Damo Suzuki’s Network ‘Tutti I Colori Del Silenzio’

(Wallace Records 2009)

Il nome di Damo Suzuki si ricollega inevitabilmente ad uno dei più importanti act della psichedelia made in Germany, i Can. Kenji Suzuki (questo il vero nome del vocalist) entrò a far parte della formazione nata dall’incontro tra Holger Czukay, geniale chitarrista di origine polacca, e il tastierista Irmin Schmidt dopo la defezione di Malcom Mooney, primo cantante della band. Giusto in tempo, insomma, per registrare quell’autentica pietra miliare della storia della musica rock che è “Tago Mago” (1971). Un paio di album-capolavoro più tardi (“Ege Bamayasi” del ’72 e “Future Days” del ‘73), Suzuki abbandonò i compagni d’avventura per seguire la propria vocazione di testimone di Geova. Dopo un decennio di assenza dalle scene, ricomparve negli space rockers Dunkelziffer, coi quali registrò l’LP “In The Night” (1984). Il passo successivo fu la nascita, due anni più tardi, della Damo Suzuki Band, con il batterista Jaki Liebezeit (ex Can), il chitarrista Dominik von Senger ed il tastierista Matthias Keul.

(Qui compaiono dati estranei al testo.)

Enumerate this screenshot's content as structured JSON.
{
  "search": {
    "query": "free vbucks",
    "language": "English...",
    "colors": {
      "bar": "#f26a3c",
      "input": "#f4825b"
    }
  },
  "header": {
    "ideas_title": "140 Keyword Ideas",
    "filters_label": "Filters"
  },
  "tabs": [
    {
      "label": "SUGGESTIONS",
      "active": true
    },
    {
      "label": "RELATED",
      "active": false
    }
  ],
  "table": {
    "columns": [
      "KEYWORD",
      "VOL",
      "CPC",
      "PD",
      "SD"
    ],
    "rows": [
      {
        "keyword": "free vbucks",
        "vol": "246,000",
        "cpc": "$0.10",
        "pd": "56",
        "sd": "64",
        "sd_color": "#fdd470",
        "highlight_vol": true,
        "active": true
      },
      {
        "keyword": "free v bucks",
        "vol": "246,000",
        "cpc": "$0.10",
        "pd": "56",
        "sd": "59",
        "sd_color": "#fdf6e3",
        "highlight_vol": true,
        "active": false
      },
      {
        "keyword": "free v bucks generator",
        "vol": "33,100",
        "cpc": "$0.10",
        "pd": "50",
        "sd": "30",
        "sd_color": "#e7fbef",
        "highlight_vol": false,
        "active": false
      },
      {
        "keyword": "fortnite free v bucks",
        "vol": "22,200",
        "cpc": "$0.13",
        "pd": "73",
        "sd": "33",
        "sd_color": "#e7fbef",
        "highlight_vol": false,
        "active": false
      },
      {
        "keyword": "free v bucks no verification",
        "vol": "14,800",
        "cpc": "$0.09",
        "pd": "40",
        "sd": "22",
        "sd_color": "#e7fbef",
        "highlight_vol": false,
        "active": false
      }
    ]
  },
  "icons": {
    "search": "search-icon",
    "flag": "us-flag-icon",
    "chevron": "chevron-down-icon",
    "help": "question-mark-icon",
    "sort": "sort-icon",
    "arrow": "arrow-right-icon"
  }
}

Il Damo Suzuki’s Network è l’ultimo parto della mente del geniale musicista nipponico. Del combo fanno parte Diego Sapignoli (batteria e percussioni), Andrea Belfi (elettronica), Mattia Coletti (chitarra elettrica) e Xabier Iriondo (chitarra elettrica e mahai metak, un bizzarro strumento elettrico fatto di legno, metallo e componenti elettroniche). “Tutti I Colori Del Silenzio” è l’LP di debutto del gruppo, dopo un primo tentativo rappresentato da una facciata a loro interamente dedicata nel quarto volume della collana Phonometak della Wallace Records. Ed il risultato è sicuramente all’altezza delle aspettative: un’unica suite psichedelica di quasi cinquanta minuti (per altro registrata dal vivo, al circolo culturale “Luogo Comune” di Faenza), caratterizzata da un lungo monologo di Suzuki (che spesso indulge in un registro gutturale degno di Tom Waits) e da dissonanze chitarristiche, rumorismi elettronici e spunti decisamente groovy (non mancano, infatti, neppure inflessioni hip hop e funk). Insomma, un tentativo di creare una “musica totale”, capace di trascendere i confini di genere e di far fluire segni di varia provenienza in un unico, magmatico flusso. Un disco non facile, ovviamente: ma gli amanti della sperimentazione ci sguazzeranno felici per molto tempo.